Ahmad Kasem Al Omari is the dancer who fled army service in Syria. Now he struggles to realize his dream of living on the dance. First goal to enter the Ballet Academy.
In Sweden, he feels he faced incomprehensible asylum policies, asylum accommodations being closed down, and a system that was hard to make any sense of. In May, he’ll be auditioning at Balettakademin, to follow his dream of making a living from dancing, and forming his own dance company.
How did you discover dance?
– I started dancing when I was 14 years old. I first came across dance through the best dance troupe in Syria. I saw them on television, and one day, I saw that this group was looking for dancers. They didn’t care if you had a background in dancing or not, as long as you had some ambition and drive. I auditioned, and it went well! Out of the 200 people who auditioned, they chose 40, and I was one of them. This was my first time dancing for real. We did a lot of shows, in different countries, and we did a lot of travelling. We danced ballet, contemporary, and folk. Then, I stopped dancing for three years, while I was a refugee. Ahmad speaks of Syria before the war; an amazing country to live in. But when the war arrived, there was a ban on dancing and playing music. Today, nobody from his dance group is still in Syria. They’ve all had to flee, and are spread out in different countries.
What was it like for you to come to Sweden?
– When we first came to Sweden, we had nothing to do, so we began dancing again. There was a space in the place where we lived, which they let us use as a studio. I wanted to get a troupe together, and put on shows, which I explained to the owner of the hotel. We created a short show, and the audience really enjoyed it. Many of the people who came to see us thought that we were really good, and ought to go on tour. They began helping us arrange the logistics for a tour, but then the accommodation was closed down, and we were sent to different places, so the group fell apart.
In Gusum, Ahmed met the illustrator Marit Törnqvist, who listened to his story and helped him out with a lot of things. In the summer of 2015 Ahmed finally got the residence permit he’d been waiting for.
What’s the difference between the dance scene in Syria and the dance scene in Sweden?

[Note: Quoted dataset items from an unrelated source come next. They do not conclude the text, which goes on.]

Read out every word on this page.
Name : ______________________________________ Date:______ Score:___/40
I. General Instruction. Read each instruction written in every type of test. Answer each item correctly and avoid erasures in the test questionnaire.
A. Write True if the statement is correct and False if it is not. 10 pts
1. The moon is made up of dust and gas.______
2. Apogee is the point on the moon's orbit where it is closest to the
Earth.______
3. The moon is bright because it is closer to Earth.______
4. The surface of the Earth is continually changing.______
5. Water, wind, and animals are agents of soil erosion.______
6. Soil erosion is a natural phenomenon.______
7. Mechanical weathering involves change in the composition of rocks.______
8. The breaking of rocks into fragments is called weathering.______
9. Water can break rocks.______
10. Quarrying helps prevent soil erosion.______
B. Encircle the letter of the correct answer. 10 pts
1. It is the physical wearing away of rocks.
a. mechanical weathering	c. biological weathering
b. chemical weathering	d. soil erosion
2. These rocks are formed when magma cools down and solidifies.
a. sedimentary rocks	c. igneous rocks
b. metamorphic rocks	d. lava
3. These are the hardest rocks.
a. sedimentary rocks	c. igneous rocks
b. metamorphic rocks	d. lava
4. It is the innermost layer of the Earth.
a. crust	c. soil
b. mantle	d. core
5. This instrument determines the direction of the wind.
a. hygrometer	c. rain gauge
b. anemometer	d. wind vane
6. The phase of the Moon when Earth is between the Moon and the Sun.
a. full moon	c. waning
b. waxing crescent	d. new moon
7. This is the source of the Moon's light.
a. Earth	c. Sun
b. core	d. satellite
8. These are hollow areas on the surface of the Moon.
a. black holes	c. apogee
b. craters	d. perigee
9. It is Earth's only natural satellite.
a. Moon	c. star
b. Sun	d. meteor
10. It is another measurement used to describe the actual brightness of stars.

– It’s hard to get good at dance and get to dance for a living in Syria, but the actual dancing is freer there. In Syria, you see expressions, and life, when people dance. I don’t see that same life in dance here, especially not in the faces and the expressions of dancers here in Sweden. At first, I thought everybody was afraid and worried that they wouldn’t be good enough, but I think it’s just a tougher scene here in Sweden, because people know they have a chance at being professional dancers. Nobody thinks that in Syria, there just aren’t as many opportunities there. I want to learn from dancers here in Sweden, because now I have a chance to get to dance for a living.
What’s your life in Sweden like now?
– I don’t have anybody from my family with me, but Marit has been a great help; she got me in touch with Tessan at Scenskolan Fejm and Subtopia. I really like Stockholm, there’s so much to do here and so many opportunities to dance. Here, I can dance every day, and get to know people and learn Swedish. I used to have a lot of problems with the migration authorities, and I wanted to get back to my family in Lebanon. But now, I’ve started a life here in Sweden, and I don’t want to go back. I’m in contact with my family, and I’d like for them to come to Sweden, but it’s very difficult now that nobody from Syria can receive a permanent residence permit.
What are your dreams and plans for the future?
– It’s very hard for me to say what my future will be like. When I was in Syria, I made money from dancing, but today that feels a very long way off. My plan is to audition for Balettakademin, and try to get in there, but it’s very expensive, and I’m worried about how I’ll be able to pay the money back. But I love to dance, and I really, really want this. My biggest dream is to found a big dance company here in Sweden, with lots of dancers. I want to dance with others, choreograph, produce shows, and tour the world.